その過程で、既存の接客方法に課題が見つかれば、改善します。また、スタッフによってルールの認識が異なるポイントを見つけた場合は、整理して明確にしましょう。「なんとなくのルール」にしていたことを、明文化することが重要です。
1日の業務内容をリストアップする
次に、お店の1日の業務内容を書き出します。接客に直接関わらない業務も含め、開店準備から閉店までのフローをリストアップし、マニュアルとしてまとめましょう。お店全体の業務フローを一覧にすることで、スタッフがお店を俯瞰的に理解しやすくなります。
また、業務フローがはっきりと見えるようになれば、先に洗い出しておいた自店の接客ルールに、抜け漏れがないかを確認することも可能です。
接客における目標を設定する
最後に、マニュアルがまとまったら、「業務がきちんと遂行できた」と言える基準を具体的に決めておきましょう。
例えば「お客さんが入店したらあいさつをする」という行動も、「どんな声で」「どんな表情で」などと具体的に示すことで、スタッフごとの対応のばらつきを防げます。基準が明確にできれば、その達成率を人事評価に導入することも可能です。
接客マニュアルへ盛り込むべき内容
続いて、接客マニュアルに盛り込むべき項目を4つ紹介します。
1. 勤務の基本をまとめた「業務マニュアル」
まずはお店のコンセプトや理念、独自ルールについて記載しましょう。この項目があることで、そのお店がどんなコンセプトでどんな価値を提供しているかがスタッフに伝わりやすくなり、後に続くマニュアルの目的も理解しやすくなります。
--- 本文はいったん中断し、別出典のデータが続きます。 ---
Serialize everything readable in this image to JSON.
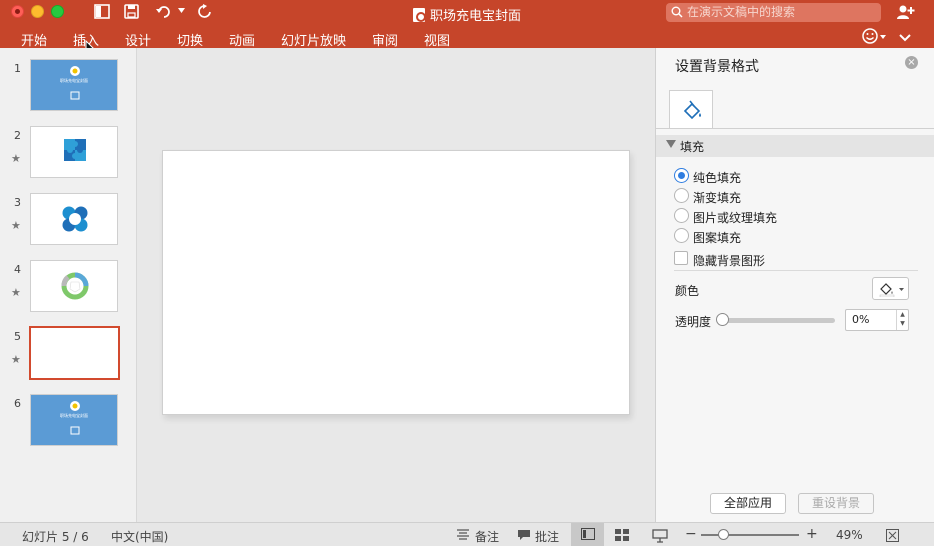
{
  "window": {
    "title": "职场充电宝封面",
    "search_placeholder": "在演示文稿中的搜索"
  },
  "ribbon_tabs": [
    "开始",
    "插入",
    "设计",
    "切换",
    "动画",
    "幻灯片放映",
    "审阅",
    "视图"
  ],
  "slides": [
    {
      "number": "1",
      "starred": false,
      "style": "blue-title",
      "thumb_text": "职场充电宝封面"
    },
    {
      "number": "2",
      "starred": true,
      "style": "puzzle-icon"
    },
    {
      "number": "3",
      "starred": true,
      "style": "flower-icon"
    },
    {
      "number": "4",
      "starred": true,
      "style": "ring-icon"
    },
    {
      "number": "5",
      "starred": true,
      "style": "blank",
      "selected": true
    },
    {
      "number": "6",
      "starred": false,
      "style": "blue-title",
      "thumb_text": "职场充电宝封面"
    }
  ],
  "star_glyph": "★",
  "format_pane": {
    "title": "设置背景格式",
    "close_glyph": "×",
    "section_label": "填充",
    "fill_options": [
      {
        "label": "纯色填充",
        "selected": true
      },
      {
        "label": "渐变填充",
        "selected": false
      },
      {
        "label": "图片或纹理填充",
        "selected": false
      },
      {
        "label": "图案填充",
        "selected": false
      }
    ],
    "hide_background_label": "隐藏背景图形",
    "hide_background_checked": false,
    "color_label": "颜色",
    "transparency_label": "透明度",
    "transparency_value": "0%",
    "transparency_level": 0,
    "apply_all_label": "全部应用",
    "reset_label": "重设背景"
  },
  "status_bar": {
    "slide_counter": "幻灯片 5 / 6",
    "language": "中文(中国)",
    "notes_label": "备注",
    "comments_label": "批注",
    "zoom_level": "49%",
    "zoom_fraction": 0.25
  },
  "colors": {
    "accent": "#c6452a",
    "radio_selected": "#2f7de0",
    "thumb_blue": "#5b9bd5",
    "selection_border": "#d24a2e"
  }
}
続いて、業務の全体の流れを俯瞰できるように、実際の業務フローに沿って項目をまとめます。これらのトピックを、以下のような順番で記載するとよいでしょう。
- お店の目指す姿
- お店の独自ルール
- 勤務にあたっての心構え
- 身だしなみ
- 各スタッフの職位、役割分担
- 開閉店業務
- 清掃業務
- 接客業務
2. お客さんへの接し方を一元化した「応対マニュアル」
接客業務にまつわる情報は「応対マニュアル」として細分化しまとめましょう。スタッフが接客する上で分からないことがあっても「これを読めば大丈夫」と言えるよう、具体的に記載していきます。
記載しておきたい項目は、以下の通りです。お客さんが入店し、退店するまでに必要な全ての対応を網羅できるように構成します。
- 接客時の声のトーン、表情
- 言葉遣い
- お客さんの入退店時の案内方法
- メニュー表の出し方、オーダーの受け方
- 料理の提供方法
- 会計の対応方法
3. トラブルへの対応方法が分かる「緊急時マニュアル」
イレギュラーな対応や緊急時の対応についてもまとめておきましょう。トラブルがあったタイミングで再度見直し、更新していくのが重要です。マニュアルには、以下のようなトピックを記載しましょう。
- クレーム対応の方法
- 材料不足(提供不可メニューが発生)時の対処法
- 責任者やリーダースタッフが不在で対応できない場合の応対方法
4. 再来店を促すテクニックが詰まった「応用マニュアル」
経験値が高いスタッフや、スキルアップを目指すスタッフに向けて「応用マニュアル」を作っておくのもよいでしょう。お客さんの再来店を促す、より客単価を上げるためのコミュニケーションの方法といった情報を記載することも考えられます。
お店の「LINE公式アカウント」で、ポイントサービスや「リッチメニュー」を提供
「LINE公式アカウント」紹介ページより
再来店を促すには、接客時のコミュニケーションだけでなく、お店の外でも良質なコミュニケーションを重ねるのが大切なポイントです。会計時にお店のLINE公式アカウントへの友だち追加をおすすめしてみるのもよいでしょう。
LINE公式アカウントは、友だち追加してくれたお客さんに対して、クーポンやポイントサービスを提供したり、新メニューの情報を配信したりと、よりきめ細かなサービスができ、再来店のきっかけづくりとして活用できます。
まとめ:接客マニュアルを導入し、お客さんが心地よく過ごせるお店を目指そう
接客マニュアルは接客のクオリティーを均質化するだけでなく、スタッフにとって「困ったことがあったら、マニュアルを見れば大丈夫」といった、安心感をもたらす心強いツールとなるはずです。
作成したマニュアルはすぐに確認できる場所に用意しておき、スタッフ全員でお客さんが心地よく過ごせるお店を目指しましょう。